Die Reformatoren erhielten große Bedeutung für das Verständnis der Universitätsstudien und damit auch für den Wissenschaftsbegriff. In Zusammenarbeit mit Melanchthon realisierte Luther früh eine Reform der Universität in Wittenberg nach humanistischem Vorbild. Das Hauptanliegen waren gediegene Quellenstudien in der Originalsprache als Ausgangspunkt für die gelehrten Studien. Für Melanchthon war die Organisierung der Universität und der verschiedenen Studien von einem übergeordneten Prinzip der Nützlichkeit geprägt. Alles sollte der Kirche und der Gesellschaft zugutekommen. Besonders das Geschichtsstudium wurde wichtig, denn die faktische Geschichte trug dazu bei, den Plan aufzuzeigen, den Gott mit der Welt hatte.

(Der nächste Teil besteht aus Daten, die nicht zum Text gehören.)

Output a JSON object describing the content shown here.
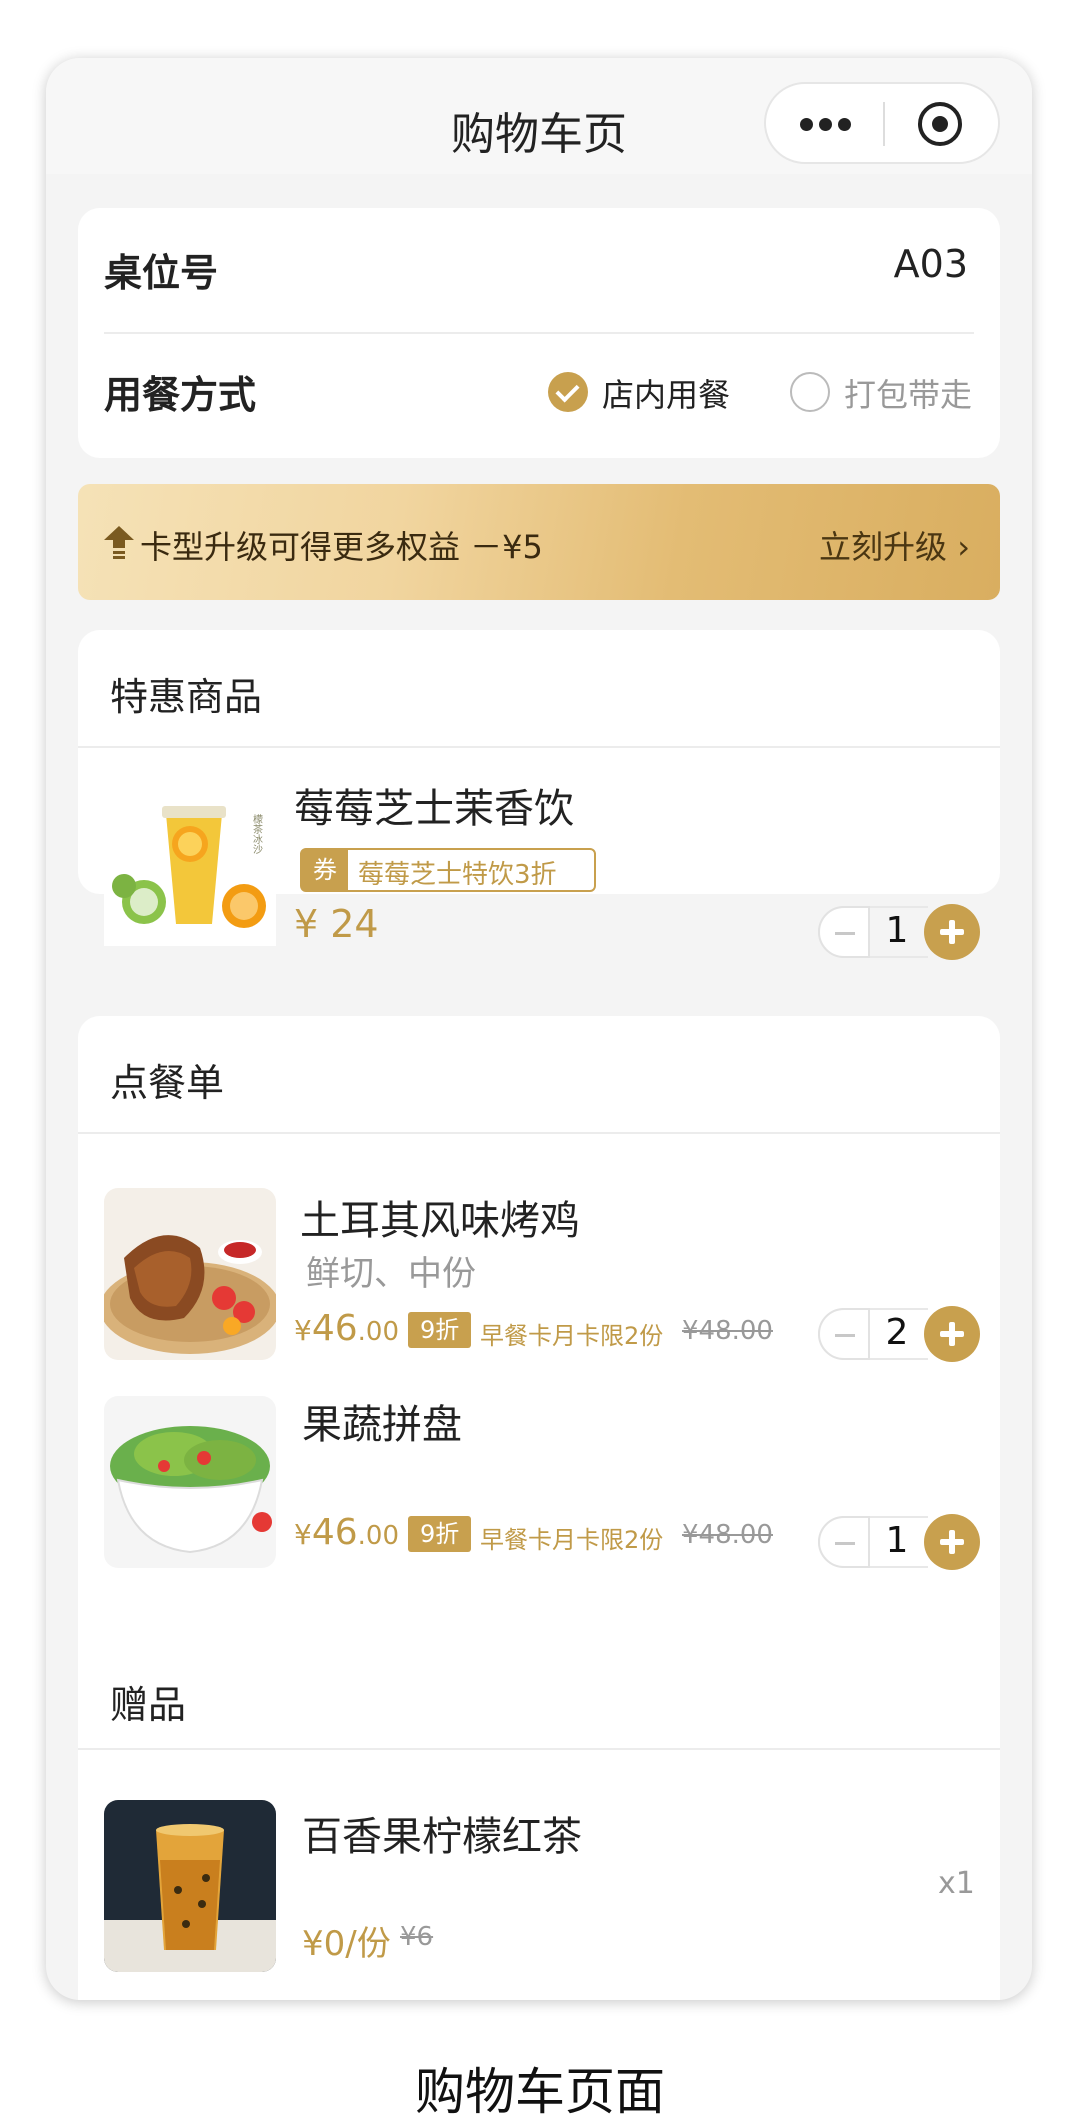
{
  "nav": {
    "title": "购物车页"
  },
  "table": {
    "label": "桌位号",
    "value": "A03",
    "dining_label": "用餐方式",
    "options": [
      {
        "label": "店内用餐",
        "selected": true
      },
      {
        "label": "打包带走",
        "selected": false
      }
    ]
  },
  "banner": {
    "text": "卡型升级可得更多权益 －¥5",
    "link": "立刻升级 ›"
  },
  "special": {
    "title": "特惠商品",
    "item": {
      "name": "莓莓芝士茉香饮",
      "coupon_badge": "券",
      "coupon_text": "莓莓芝士特饮3折",
      "price": "¥ 24",
      "qty": "1"
    }
  },
  "order": {
    "title": "点餐单",
    "items": [
      {
        "name": "土耳其风味烤鸡",
        "spec": "鲜切、中份",
        "price_yen": "¥",
        "price_int": "46",
        "price_dec": ".00",
        "discount": "9折",
        "limit": "早餐卡月卡限2份",
        "old_price": "¥48.00",
        "qty": "2"
      },
      {
        "name": "果蔬拼盘",
        "spec": "",
        "price_yen": "¥",
        "price_int": "46",
        "price_dec": ".00",
        "discount": "9折",
        "limit": "早餐卡月卡限2份",
        "old_price": "¥48.00",
        "qty": "1"
      }
    ]
  },
  "gift": {
    "title": "赠品",
    "item": {
      "name": "百香果柠檬红茶",
      "price": "¥0/份",
      "old_price": "¥6",
      "qty": "x1"
    }
  },
  "caption": "购物车页面",
  "colors": {
    "accent": "#c8a04e",
    "price": "#c09a48",
    "banner_start": "#f5e2b7",
    "banner_end": "#d9ae60"
  },
  "icons": [
    "more-dots-icon",
    "target-icon",
    "check-icon",
    "upgrade-arrow-icon",
    "minus-icon",
    "plus-icon"
  ]
}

Die Reformatoren veränderten den Zugang zum Stoff: An der neuen Universität sollte man sich nicht länger der Auslegungstradition der Kirche unterwerfen, wie das im Mittelalter Sitte war. Man sollte stattdessen – mit gründlichen Sprachstudien als Voraussetzung – selbst die Quellen lesen und auslegen. Das humanistische Prinzip, zu den Quellen zu gehen („ad fontes“), erhielt in dieser Weise Bedeutung für die Reformation. Die Vorstellung vom „allgemeinen Priestertum“ beinhaltete den Gedanken der Fähigkeit des einzelnen zu lesen und zu verstehen. Dieser Gedanke bildete den Hintergrund für die reformatorische Weiterentwicklung des reformatorischen Ansatzes.

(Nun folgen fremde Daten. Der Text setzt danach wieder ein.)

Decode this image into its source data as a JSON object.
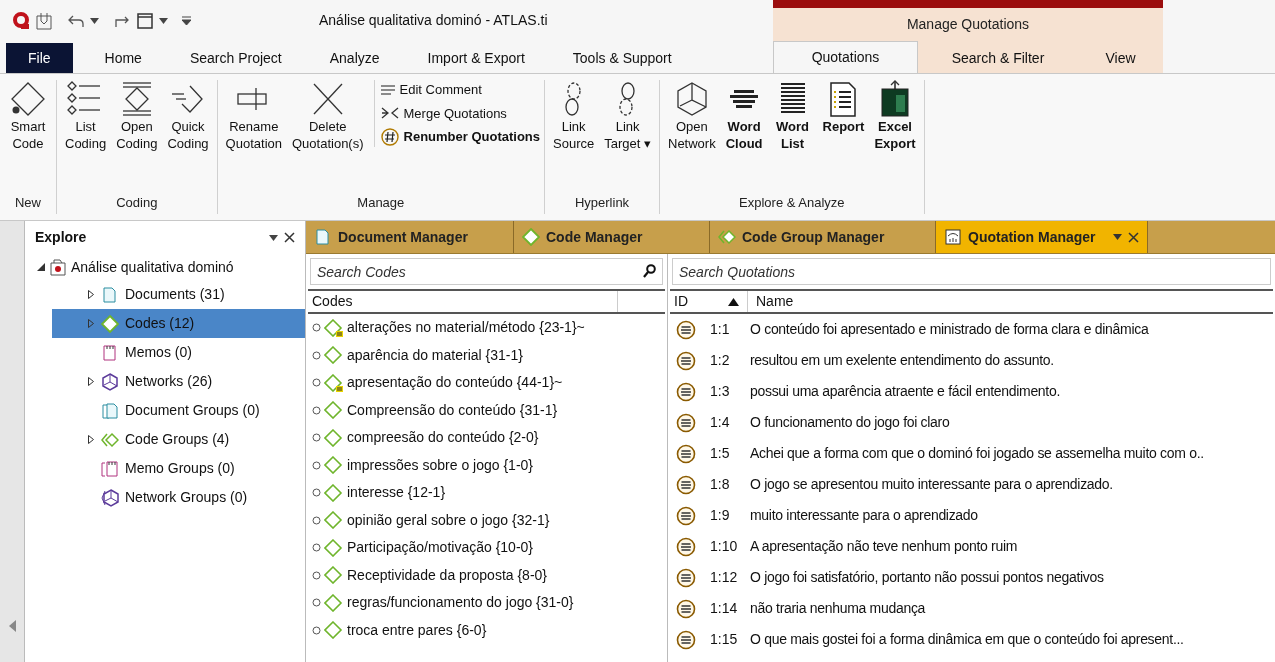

Auf diesem Hintergrund kann man sagen, dass die Reformation mit dazu beitrug, den Keim für die Befreiung wissenschaftlicher Untersuchungen zu legen, die mit der Zeit ein Kennzeichen moderner wissenschaftlicher Forschung wurde. Es dauerte jedoch mehrere Jahrhunderte, bis eine völlige Befreiung von bestimmten Auslegungen und autoritärer Steuerung der Studien Wirklichkeit wurde.

Erst Ende des 18. Jahrhunderts und im Laufe des 19. Jahrhunderts, nach dem kritischen Zugang der Zeit der Aufklärung, verselbständigten sich die fachlichen Disziplinen innerhalb der Geisteswissenschaften, der Naturwissenschaft und der Gesellschaftswissenschaft. Bis dahin gab es übergeordnet eine vorbereitende Fakultät, wo man philosophischer Bachelor werden konnte, und dann drei Fakultäten für das Kandidatenstudium, nämlich die theologische (meist die weitaus größte), die juristische und die medizinische Fakultät.